Opinion

Blast to the past

(
)

11/22/63

by Stephen King

Scribner

What if you had an opportunity to change history, but you had to uproot your life to do it?

That’s the question facing Jake Epping, the high-school teacher/hero of Stephen King’s intriguing new novel, “11/22/63.” For readers too young to know it, that’s a date that once rolled off the tongue as easily as 9/11 does today — when President John F. Kennedy was shot in Dallas.

Epping, a 35-year-old English teacher in Lisbon Falls, Maine — one of King’s favorite locales and where he went to high school — is put in this dilemma by his old friend Al, the owner of a local diner.

Al, who’s dying of lung cancer — one of many references to the ills of smoking — shares a whopper of a story about time travel. Jake can go back to the past through a portal in the pantry in the back of the diner.

Al wants Jake to prevent JFK’s assassination. Of course, it’s not as easy as setting the wayback machine to Nov. 22, 1963, and bopping Lee Harvey Oswald on the head before he shoots.

The portal, which they call a rabbit hole, only leads to 1958, so if Jake agrees to Al’s request, he has to stay in the past for five years. And when he returns to the present day, if he travels back in time again, everything from the first visit to the past is reset. And then there’s “the butterfly effect,” which ,in essence, is a lot of unintended consequences.
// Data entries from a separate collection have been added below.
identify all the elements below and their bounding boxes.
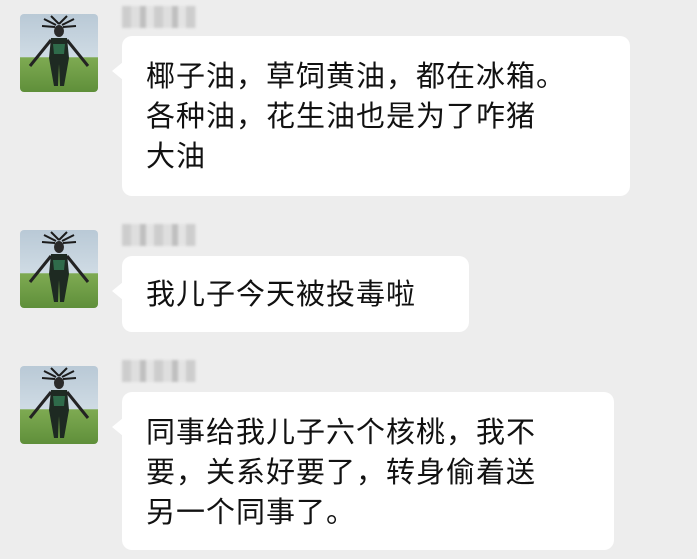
message-text-line: 大油 xyxy=(146,139,207,173)
sender-name-blurred xyxy=(122,360,196,382)
sender-name-blurred xyxy=(122,224,196,246)
message-text-line: 椰子油，草饲黄油，都在冰箱。 xyxy=(146,59,567,93)
message-bubble[interactable]: 我儿子今天被投毒啦 xyxy=(112,256,469,332)
horned-figure-avatar-icon xyxy=(28,15,90,86)
sender-name xyxy=(122,224,123,225)
message-text-line: 同事给我儿子六个核桃，我不 xyxy=(146,415,537,449)
message-text-line: 各种油，花生油也是为了咋猪 xyxy=(146,99,537,133)
sender-avatar[interactable] xyxy=(20,14,98,92)
message-bubble[interactable]: 同事给我儿子六个核桃，我不 要，关系好要了，转身偷着送 另一个同事了。 xyxy=(112,392,614,550)
sender-name xyxy=(122,360,123,361)
sender-avatar[interactable] xyxy=(20,366,98,444)
horned-figure-avatar-icon xyxy=(28,231,90,302)
horned-figure-avatar-icon xyxy=(28,367,90,438)
message-text-line: 我儿子今天被投毒啦 xyxy=(146,277,417,311)
message-text-line: 要，关系好要了，转身偷着送 xyxy=(146,455,537,489)
message-bubble[interactable]: 椰子油，草饲黄油，都在冰箱。 各种油，花生油也是为了咋猪 大油 xyxy=(112,36,630,196)
sender-avatar[interactable] xyxy=(20,230,98,308)
message-text-line: 另一个同事了。 xyxy=(146,495,357,529)
sender-name xyxy=(122,6,123,7)
sender-name-blurred xyxy=(122,6,196,28)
It may sound silly, but King manages to make it plausible — with concrete theories and rules about time travel.

Jake’s first, brief trip back in time is an eye-opener. While the root beer at the local soda shop tastes better, pollution spewing unregulated from the local mills fouls the air.

When he returns to 2011, he’s got an idea to test the whole changing-the-past theory. The school janitor is in Jake’s GED class, and has written a terribly sad essay about the day his father murdered his mother, sister and bother and left him crippled, on Halloween night, 1958.

After that test, Jake finally agrees to the big mission.

Taking on a new identity as George Amberson, Jake makes his way to Texas, where he settles in All-American small-town Jodie and signs on to teach English at the local high school. At the same time, he rents a series of shabby apartment in nearby Fort Worth and Dallas, in order to spy on assassin Lee Harvey Oswald.

But, as Jake and Al point out many times, the past does not want to be changed. It throws up roadblocks. The biggest of these is Jake falling in love. Tall, slender Sadie, who’s fled a bad marriage in Georgia, becomes the school librarian, and the two become a couple, beloved by almost everyone in town.

King spends an awful lot of time on the mundane daily life of Oswald and his family. Maybe it’s his way of showing the horror that can spring from the most unexpected sources. Still, we hardly need a description of Oswald’s overbearing mother, Marguerite, like this one: “This evening she was wearing blue slacks that were unfortunate, considering the generous spread of her butt.”

But the days and hours leading up to events we now know as unfortunate history read like a great thriller.

King also peppers his pages with funny time-travel references. Sadie, for example, is aghast when Jake/George absentmindedly sings the 1969 Rolling Stones’ hit “Honky Tonk Woman” and its raunchy (for 1962) lyrics.

And when he reveals that in the future, “the president is a black man,” a disbelieving Sadie says, “Are you telling me there’s a Negro is the White House?”

As we all know, and as King illustrates, time changes everything.